Leading cryptocurrency exchange, Poloniex said in an announcement today that it will stop U.S customers from trading the following nine cryptocurrencies, ARDR, BCN, DCR, GAME, GAS, LSK, NXT, OMNI, and REP.
The reason for barring U.S customers from these tokens, according to Poloniex, is new regulatory concerns regarding whether the tokens fit in as securities under the U.S securities law. Specifically, the exchange said in line with our earlier reports that it “is not possible to be certain whether US regulators will consider these assets to be securities.”
Therefore rather than risk the wrath of the law, Poloniex reiterated its commitment to supporting positive policy and regulatory developments for crypto assets in the US and around the world.

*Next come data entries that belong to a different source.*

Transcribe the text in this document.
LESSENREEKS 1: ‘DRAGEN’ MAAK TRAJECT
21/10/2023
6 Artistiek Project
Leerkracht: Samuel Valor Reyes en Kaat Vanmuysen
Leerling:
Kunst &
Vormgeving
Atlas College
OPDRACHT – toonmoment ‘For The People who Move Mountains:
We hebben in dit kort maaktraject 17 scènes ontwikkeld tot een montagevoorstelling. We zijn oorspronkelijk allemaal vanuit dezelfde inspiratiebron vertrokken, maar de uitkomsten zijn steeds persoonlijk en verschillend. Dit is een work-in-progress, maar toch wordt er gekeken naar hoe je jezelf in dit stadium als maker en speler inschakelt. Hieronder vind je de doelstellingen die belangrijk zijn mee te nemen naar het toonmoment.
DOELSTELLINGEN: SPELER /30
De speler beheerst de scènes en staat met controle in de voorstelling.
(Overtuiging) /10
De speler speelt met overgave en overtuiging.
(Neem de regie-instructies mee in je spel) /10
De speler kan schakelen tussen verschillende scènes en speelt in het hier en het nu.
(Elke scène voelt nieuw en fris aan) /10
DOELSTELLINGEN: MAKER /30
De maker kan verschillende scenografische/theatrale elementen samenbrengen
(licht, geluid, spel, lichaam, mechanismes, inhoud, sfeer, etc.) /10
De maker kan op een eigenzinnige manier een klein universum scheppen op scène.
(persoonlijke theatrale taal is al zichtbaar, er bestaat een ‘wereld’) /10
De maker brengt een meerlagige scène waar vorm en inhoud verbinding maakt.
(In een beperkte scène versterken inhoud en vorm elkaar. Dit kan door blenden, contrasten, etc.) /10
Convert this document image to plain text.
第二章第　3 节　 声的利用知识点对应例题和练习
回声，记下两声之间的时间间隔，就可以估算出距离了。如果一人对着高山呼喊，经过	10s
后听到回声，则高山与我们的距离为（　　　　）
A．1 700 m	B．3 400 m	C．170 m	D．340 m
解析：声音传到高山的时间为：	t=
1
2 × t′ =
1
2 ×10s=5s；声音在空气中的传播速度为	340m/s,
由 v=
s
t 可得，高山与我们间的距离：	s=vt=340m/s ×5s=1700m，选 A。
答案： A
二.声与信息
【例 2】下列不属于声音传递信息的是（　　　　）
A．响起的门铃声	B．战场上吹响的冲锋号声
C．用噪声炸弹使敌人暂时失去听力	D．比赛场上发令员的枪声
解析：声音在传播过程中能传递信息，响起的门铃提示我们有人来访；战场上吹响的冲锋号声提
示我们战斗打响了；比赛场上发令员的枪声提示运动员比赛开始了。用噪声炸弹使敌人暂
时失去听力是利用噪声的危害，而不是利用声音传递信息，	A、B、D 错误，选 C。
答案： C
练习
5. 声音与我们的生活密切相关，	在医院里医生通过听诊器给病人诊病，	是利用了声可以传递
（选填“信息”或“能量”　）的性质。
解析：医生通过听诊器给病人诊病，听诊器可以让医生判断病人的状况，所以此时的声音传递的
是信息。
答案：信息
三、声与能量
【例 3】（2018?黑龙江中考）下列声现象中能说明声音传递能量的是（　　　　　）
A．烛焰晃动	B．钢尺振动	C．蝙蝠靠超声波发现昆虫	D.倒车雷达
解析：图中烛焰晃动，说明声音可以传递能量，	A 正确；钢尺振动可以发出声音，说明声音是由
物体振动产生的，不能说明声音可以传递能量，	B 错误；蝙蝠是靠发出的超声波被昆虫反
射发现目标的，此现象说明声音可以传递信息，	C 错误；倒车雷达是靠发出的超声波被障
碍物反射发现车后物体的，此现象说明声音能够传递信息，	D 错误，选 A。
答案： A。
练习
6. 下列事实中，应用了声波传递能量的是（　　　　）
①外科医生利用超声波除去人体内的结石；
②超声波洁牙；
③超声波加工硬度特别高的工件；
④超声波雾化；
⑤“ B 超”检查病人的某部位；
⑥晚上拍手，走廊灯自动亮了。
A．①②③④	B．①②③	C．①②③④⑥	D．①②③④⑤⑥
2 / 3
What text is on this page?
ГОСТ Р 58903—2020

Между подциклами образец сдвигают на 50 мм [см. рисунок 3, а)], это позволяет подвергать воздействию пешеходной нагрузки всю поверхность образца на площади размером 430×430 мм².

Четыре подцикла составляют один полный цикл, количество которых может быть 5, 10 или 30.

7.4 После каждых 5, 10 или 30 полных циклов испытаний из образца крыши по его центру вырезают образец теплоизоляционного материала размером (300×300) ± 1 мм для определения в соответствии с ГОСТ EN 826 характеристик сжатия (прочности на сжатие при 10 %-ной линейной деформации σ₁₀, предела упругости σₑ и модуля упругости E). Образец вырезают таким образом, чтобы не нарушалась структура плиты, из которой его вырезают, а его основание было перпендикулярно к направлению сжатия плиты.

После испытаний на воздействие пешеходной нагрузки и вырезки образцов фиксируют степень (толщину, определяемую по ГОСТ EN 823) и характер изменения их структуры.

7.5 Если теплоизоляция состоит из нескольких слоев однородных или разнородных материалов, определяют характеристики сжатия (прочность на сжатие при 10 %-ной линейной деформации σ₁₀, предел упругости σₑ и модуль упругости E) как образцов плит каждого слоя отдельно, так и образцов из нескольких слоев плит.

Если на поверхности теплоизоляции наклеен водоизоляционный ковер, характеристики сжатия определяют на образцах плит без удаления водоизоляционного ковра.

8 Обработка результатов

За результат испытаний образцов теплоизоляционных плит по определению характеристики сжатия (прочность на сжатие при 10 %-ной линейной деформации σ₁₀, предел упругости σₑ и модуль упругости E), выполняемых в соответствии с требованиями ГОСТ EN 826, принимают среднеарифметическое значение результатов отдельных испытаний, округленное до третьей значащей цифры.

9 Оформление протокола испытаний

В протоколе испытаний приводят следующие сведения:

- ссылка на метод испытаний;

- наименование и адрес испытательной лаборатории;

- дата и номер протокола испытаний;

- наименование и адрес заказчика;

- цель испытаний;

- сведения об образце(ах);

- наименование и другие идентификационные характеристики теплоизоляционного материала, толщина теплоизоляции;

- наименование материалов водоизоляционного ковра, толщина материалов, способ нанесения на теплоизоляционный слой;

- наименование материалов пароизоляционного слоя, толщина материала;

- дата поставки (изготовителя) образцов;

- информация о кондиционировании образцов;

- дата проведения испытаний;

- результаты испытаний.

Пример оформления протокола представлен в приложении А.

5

U.S customers holding balances in the tokens mentioned above were urged to finalize all trades in them before May 29 while they will have the opportunity to withdraw funds either now or for as long as the exchange supports the token for other users. In other words, Poloniex is only ending support in these tokens for U.S customers but will enable trading for users outside the U.S.
Meanwhile, the latest move by Poloniex marks another story in the already endless tale of crypto startups struggling to align their offerings with regulatory requirements set forth by the U.S Securities and Exchange’s Commission (SEC).
Although supposed guidance exists regarding when tokens could count as securities, the dynamic nature of cryptocurrencies mean that the regulations are not supreme.
In a recent report, we even quoted SEC official, Valerie Szczepanik as saying that the latest buzzword of the crypto industry, that is, Initial Exchange Offering (IEO) could still breach U.S securities law.